Wie schon erwähnt: Ein Bebel hätte diese Koalition nie geschlossen. Sänger hin oder her. Anton Geiß tat es. Mit gutem Erfolg. Geiß führte die SPD aus der Fundamental-Opposition in die Regierung. Seine Wähler waren nicht mehr Outsider, sondern willkommene Stimmbringer – und das nicht nur gesanglich. Das brachte auch die katholische Zentrumspartei Badens auf den Plan. Sie machte es genauso und so wechselten ab 1913 in Baden die Koalitionen zwischen SPD oder Zentrum mit Liberalen und Bauernpartei. Geiß vorbildliche Politik kam also auch denjenigen zugute, die nicht Mitglied seiner Partei waren. Er war ein Mann, der etwas aus sich gemacht hat, ohne die anderen dabei zu vergessen. Menschen, die ökonomisch bessergestellt sind, engagieren sich mehr und sehen daher mehr Chancen für sich und ihre Nachkommen. Eine Entwicklungsspirale nach oben sozusagen. Man kann sagen, ohne Geiß – und seine Gegenüber in den anderen Parteien – keine bessere Bildung und keine bessere Politik, und ohne das 1923 auch keine Lyra. So jemand muss im 75. Jahr des deutschen Grundgesetzes und der zweiten deutschen Demokratie geehrt werden. Stellvertretend für die vielen Leute, die sich damals, heute und in Zukunft für dieses Land und diese Stadt engagieren. Ingo Kuntermann P.S.: Anton Geiß „was no hero“, kein Ideal- oder Übermensch. Er war sicherlich ein Mann voller Zweifel und Fehler. Wer viel Politik macht, der hat nicht viel Zeit für Familie.

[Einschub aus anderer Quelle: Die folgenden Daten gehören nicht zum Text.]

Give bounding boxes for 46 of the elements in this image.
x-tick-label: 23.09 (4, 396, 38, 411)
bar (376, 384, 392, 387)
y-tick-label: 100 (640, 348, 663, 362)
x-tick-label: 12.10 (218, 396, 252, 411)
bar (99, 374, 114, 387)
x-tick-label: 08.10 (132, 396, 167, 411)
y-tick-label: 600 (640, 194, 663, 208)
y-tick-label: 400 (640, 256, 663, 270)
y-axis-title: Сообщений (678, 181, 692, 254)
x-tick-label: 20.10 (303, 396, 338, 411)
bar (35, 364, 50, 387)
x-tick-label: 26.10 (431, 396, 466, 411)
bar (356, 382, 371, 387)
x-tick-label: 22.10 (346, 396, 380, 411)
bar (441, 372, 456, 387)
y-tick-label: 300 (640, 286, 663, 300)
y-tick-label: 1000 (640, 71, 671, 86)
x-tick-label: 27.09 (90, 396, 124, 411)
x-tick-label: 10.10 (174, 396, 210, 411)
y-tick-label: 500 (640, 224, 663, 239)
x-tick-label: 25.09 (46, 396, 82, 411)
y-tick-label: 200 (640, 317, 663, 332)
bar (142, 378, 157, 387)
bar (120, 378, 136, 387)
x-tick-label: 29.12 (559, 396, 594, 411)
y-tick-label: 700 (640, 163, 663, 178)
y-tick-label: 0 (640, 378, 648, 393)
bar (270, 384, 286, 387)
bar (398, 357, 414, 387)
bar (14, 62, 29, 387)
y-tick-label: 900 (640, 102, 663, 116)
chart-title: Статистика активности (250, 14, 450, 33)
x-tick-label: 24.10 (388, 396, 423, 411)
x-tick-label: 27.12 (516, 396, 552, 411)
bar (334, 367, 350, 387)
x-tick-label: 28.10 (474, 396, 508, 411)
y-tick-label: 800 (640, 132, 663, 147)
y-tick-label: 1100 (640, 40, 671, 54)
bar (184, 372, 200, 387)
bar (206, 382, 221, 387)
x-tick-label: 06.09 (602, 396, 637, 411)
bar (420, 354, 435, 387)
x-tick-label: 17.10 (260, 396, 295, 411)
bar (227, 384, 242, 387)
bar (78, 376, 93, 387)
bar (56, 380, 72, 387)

Im Film „Amadeus“ wird Mozart der Ausspruch in den Mund gelegt, dass die Geschichte alter Götter und Helden „so erhaben klängen, als würden sie Marmor scheißen.“ Anton Geis Lebensgeschichte kann man das sicherlich nicht vorwerfen. Er war ein normaler Mann aus dem Volk, ein normaler Mann der Gesangsvereine. Daher die Ehrung.